Sentence word order - Part 3 - Where an action happened

In my first word order post, I explained the basic Subject-Verb-Object sentence order. Then in a second post, I explained how time (when something happened) normally gets added to sentences. In this post, I’ll look at how you show where something happened.
Where an action happened
In English, we can do this a few ways:
1 - This morning I drank coffee in the office.
2 - In the office, I drank coffee this morning.
3 - I drank coffee in the office this morning.
I’d say that the third option is probably the most common, and the “cleanest”. The first isn’t too bad but the second sounds odd.
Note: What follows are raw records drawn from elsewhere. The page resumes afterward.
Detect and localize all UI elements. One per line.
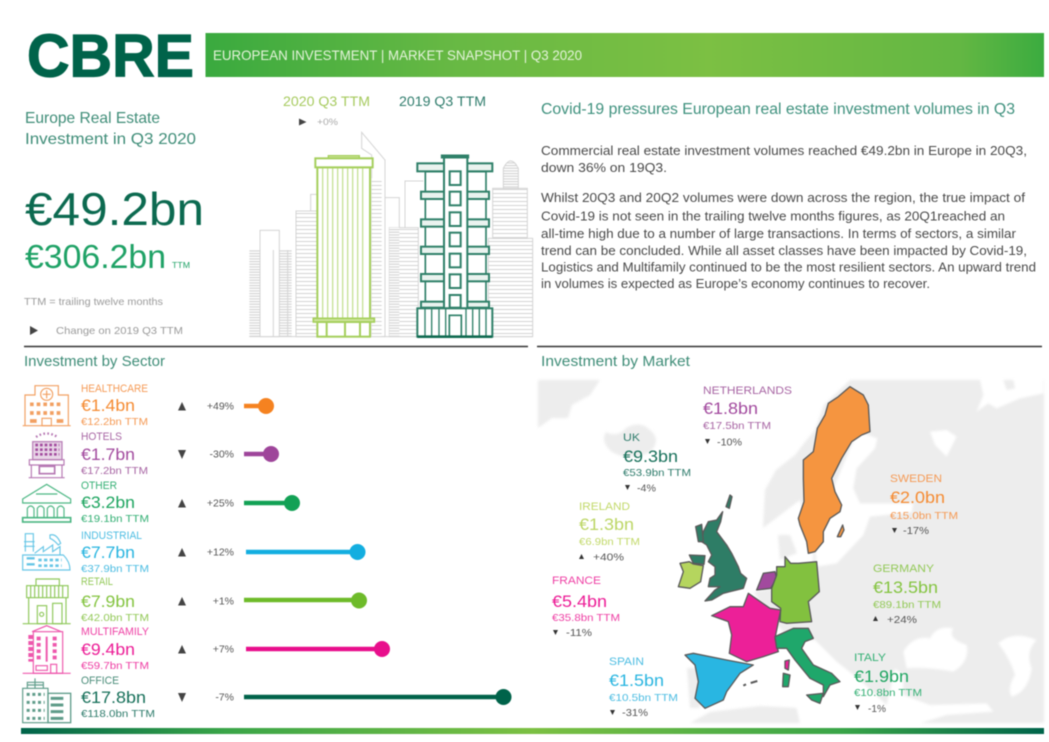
text block: second paragraph: Logistics and Multifamily continued to be the most resilient sectors. An upward trend <box>541 260 1036 274</box>
market label: Italy: €10.8bn TTM <box>854 687 922 699</box>
text block: second paragraph: Whilst 20Q3 and 20Q2 volumes were down across the region, the true impact of <box>541 191 1026 205</box>
sector row: Multifamily: €59.7bn TTM <box>81 660 149 672</box>
sector row: Healthcare: HEALTHCARE <box>81 383 148 395</box>
country: France <box>712 593 789 670</box>
sector row: Office: -7% <box>215 692 234 704</box>
market label: Germany: €89.1bn TTM <box>873 599 941 611</box>
icon: healthcare building <box>23 386 71 426</box>
sector row: Hotels: €1.7bn <box>81 445 135 464</box>
market label: Germany <box>873 563 941 626</box>
sector row: Industrial: +12% <box>207 546 234 558</box>
text block: second paragraph: in volumes is expected as Europe’s economy continues to recover. <box>541 277 930 291</box>
background skyline <box>249 132 533 337</box>
market label: Sweden: SWEDEN <box>890 473 942 485</box>
market label: Ireland: €6.9bn TTM <box>579 536 640 548</box>
market label: Italy: ITALY <box>854 652 887 664</box>
sector row: Healthcare: +49% <box>207 400 234 412</box>
heading: Investment by Market: Investment by Market <box>541 353 691 370</box>
sector row: Retail <box>23 576 367 624</box>
lollipop: Other <box>244 495 300 511</box>
text block: second paragraph: trend can be concluded. While all asset classes have been impacted by Covid-19, <box>541 244 1027 258</box>
heading: Europe Real Estate Investment <box>25 110 196 148</box>
market label: Spain: €10.5bn TTM <box>609 692 678 704</box>
sector row: Other: €3.2bn <box>81 493 135 512</box>
legend: building comparison: 2020 Q3 TTM <box>283 94 370 109</box>
sector row: Hotels: HOTELS <box>81 431 122 443</box>
lollipop: Office <box>244 689 512 705</box>
lollipop: Healthcare <box>244 398 274 414</box>
lollipop: Industrial <box>246 544 366 560</box>
sector row: Other: €19.1bn TTM <box>81 513 149 525</box>
sector row: Multifamily: MULTIFAMILY <box>81 626 150 638</box>
lollipop: Multifamily <box>246 641 390 657</box>
lollipop: Hotels <box>244 446 279 462</box>
market label: Ireland: €1.3bn <box>579 515 634 534</box>
market label: Ireland <box>579 501 640 564</box>
market label: Sweden: €2.0bn <box>890 488 945 507</box>
country: Germany <box>772 557 819 623</box>
legend: building comparison: +0% <box>317 117 339 128</box>
sector row: Healthcare: €1.4bn <box>81 396 135 415</box>
market label: Germany: €13.5bn <box>873 578 938 597</box>
legend: building comparison: 2019 Q3 TTM <box>399 94 486 109</box>
heading: commentary: Covid-19 pressures European real estate investment volumes in Q3 <box>541 101 1015 118</box>
figure: quarterly volume: €49.2bn <box>25 183 204 235</box>
sector row: Other <box>23 480 300 525</box>
market label: UK <box>623 432 691 494</box>
lollipop: Retail <box>244 592 367 608</box>
illustration: skyline with comparison buildings <box>249 132 533 337</box>
map seas <box>790 380 1043 723</box>
market label: Italy: €1.9bn <box>854 667 909 686</box>
sector row: Hotels: €17.2bn TTM <box>81 465 148 477</box>
text block: second paragraph: all-time high due to a number of large transactions. In terms of sectors, a similar <box>541 227 1016 241</box>
icon: institution <box>23 484 71 522</box>
country: Spain <box>685 653 757 708</box>
figure: TTM volume: €306.2bn <box>25 238 166 275</box>
footer bar <box>21 728 1044 734</box>
market label: Sweden: €15.0bn TTM <box>890 510 958 522</box>
text block: first paragraph <box>541 144 1027 175</box>
market label: UK: €53.9bn TTM <box>623 467 691 479</box>
market label: Netherlands: €17.5bn TTM <box>703 420 771 432</box>
country: Netherlands <box>757 572 777 590</box>
map base land <box>538 380 1044 723</box>
sector row: Hotels <box>29 431 279 478</box>
market label: Spain: -31% <box>622 707 648 719</box>
sector row: Other: OTHER <box>81 480 117 492</box>
header banner <box>206 33 1044 77</box>
sector row: Office: €118.0bn TTM <box>81 708 155 720</box>
sector row: Healthcare <box>23 383 274 428</box>
market label: Germany: GERMANY <box>873 563 935 575</box>
panel: commentary <box>541 101 1036 291</box>
icon: office block <box>23 678 71 723</box>
icon: apartment block <box>23 626 71 673</box>
logo: CBRE: CBRE <box>27 22 194 90</box>
figure: TTM volume: TTM <box>172 261 190 270</box>
heading: Europe Real Estate Investment: Investment in Q3 2020 <box>25 131 196 148</box>
text block: first paragraph: down 36% on 19Q3. <box>541 161 667 175</box>
sector row: Retail: +1% <box>213 596 234 608</box>
sector row: Hotels: -30% <box>209 448 234 460</box>
sector row: Office: OFFICE <box>81 675 119 687</box>
market label: France: -11% <box>566 627 592 639</box>
market label: UK: €9.3bn <box>623 447 678 466</box>
sector row: Industrial: INDUSTRIAL <box>81 530 142 542</box>
panel: headline figures <box>24 110 204 337</box>
market label: France <box>552 575 620 639</box>
market label: Germany: +24% <box>887 614 917 626</box>
text block: second paragraph <box>541 191 1036 291</box>
country: UK <box>689 495 747 601</box>
market label: Sweden: -17% <box>903 525 929 537</box>
sector row: Office <box>23 675 511 723</box>
sector row: Industrial <box>23 530 365 575</box>
sector row: Industrial: €37.9bn TTM <box>81 563 149 575</box>
sector row: Multifamily: €9.4bn <box>81 640 135 659</box>
heading: Investment by Sector: Investment by Sector <box>24 353 165 370</box>
header banner: EUROPEAN INVESTMENT | MARKET SNAPSHOT | Q3 2020 <box>213 47 582 63</box>
market label: France: €5.4bn <box>552 592 607 611</box>
market label: Ireland: IRELAND <box>579 501 630 513</box>
market label: France: FRANCE <box>552 575 601 587</box>
country: Italy <box>775 628 840 703</box>
heading: Europe Real Estate Investment: Europe Real Estate <box>25 110 160 127</box>
market label: Netherlands: -10% <box>717 436 742 448</box>
panel: sector chart <box>23 383 511 723</box>
market label: Spain <box>609 656 678 719</box>
icon: shop <box>23 579 71 624</box>
sector row: Retail: €7.9bn <box>81 592 135 611</box>
sector row: Healthcare: €12.2bn TTM <box>81 416 148 428</box>
legend: building comparison <box>283 94 486 128</box>
map: Europe <box>538 380 1044 723</box>
market label: Netherlands <box>703 385 792 448</box>
market label: UK: UK <box>623 432 641 444</box>
building: 2019 Q3 TTM <box>417 155 492 337</box>
market label: Spain: SPAIN <box>609 656 644 668</box>
sector row: Multifamily: +7% <box>213 644 234 656</box>
sector row: Multifamily <box>23 626 390 673</box>
icon: hotel <box>29 433 65 478</box>
country: Ireland <box>678 562 703 588</box>
market label: Sweden <box>890 473 958 537</box>
sector row: Retail: €42.0bn TTM <box>81 612 149 624</box>
text block: second paragraph: Covid-19 is not seen in the trailing twelve months figures, as 20Q1reached an <box>541 210 1005 224</box>
market label: Netherlands: NETHERLANDS <box>703 385 792 397</box>
building: 2020 Q3 TTM <box>313 156 374 337</box>
sector row: Retail: RETAIL <box>81 576 113 588</box>
map backdrop: land and seas <box>538 380 1044 723</box>
market label: Italy: -1% <box>868 703 886 715</box>
note: TTM definition: TTM = trailing twelve months <box>24 296 163 308</box>
market label: Spain: €1.5bn <box>609 671 664 690</box>
market label: Ireland: +40% <box>593 552 624 564</box>
market label: UK: -4% <box>637 482 656 494</box>
icon: factory <box>23 534 70 570</box>
text block: first paragraph: Commercial real estate investment volumes reached €49.2bn in Europe in 20Q3, <box>541 144 1027 158</box>
sector row: Other: +25% <box>207 498 234 510</box>
sector row: Office: €17.8bn <box>81 688 146 707</box>
country: Sweden <box>798 387 870 553</box>
sector row: Industrial: €7.7bn <box>81 543 135 562</box>
market label: Netherlands: €1.8bn <box>703 399 758 418</box>
legend: change indicator: Change on 2019 Q3 TTM <box>56 325 183 337</box>
market label: Italy <box>854 652 922 715</box>
market label: France: €35.8bn TTM <box>552 612 620 624</box>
Even though #3 is the one we’d probably use in English, it’s not the way we’d say it in Mandarin. The location just doesn’t go at the end of the sentence if it’s not the object. It’s usually straight after the subject.
Here’s an example:
我今天早上在办公室喝咖啡。(Wǒ jīntiān zǎoshang zài bàngōngshì hē kāfēi.)
That’s literally:
I, this morning in the office, drank coffee.
And yes, that sounds odd to us.
The word 在 (zài) has many uses but is usually translated as “at”.
办公室 (bàngōngshì) is the office.
Last time I also mentioned that 喝了 (hēle) means “drank”. It was the verb to drink, followed by an indication that the action had completed.
Yet even though it’s the verb to drink again here, the 了 isn’t part of the sentence. It’s because the time component is there.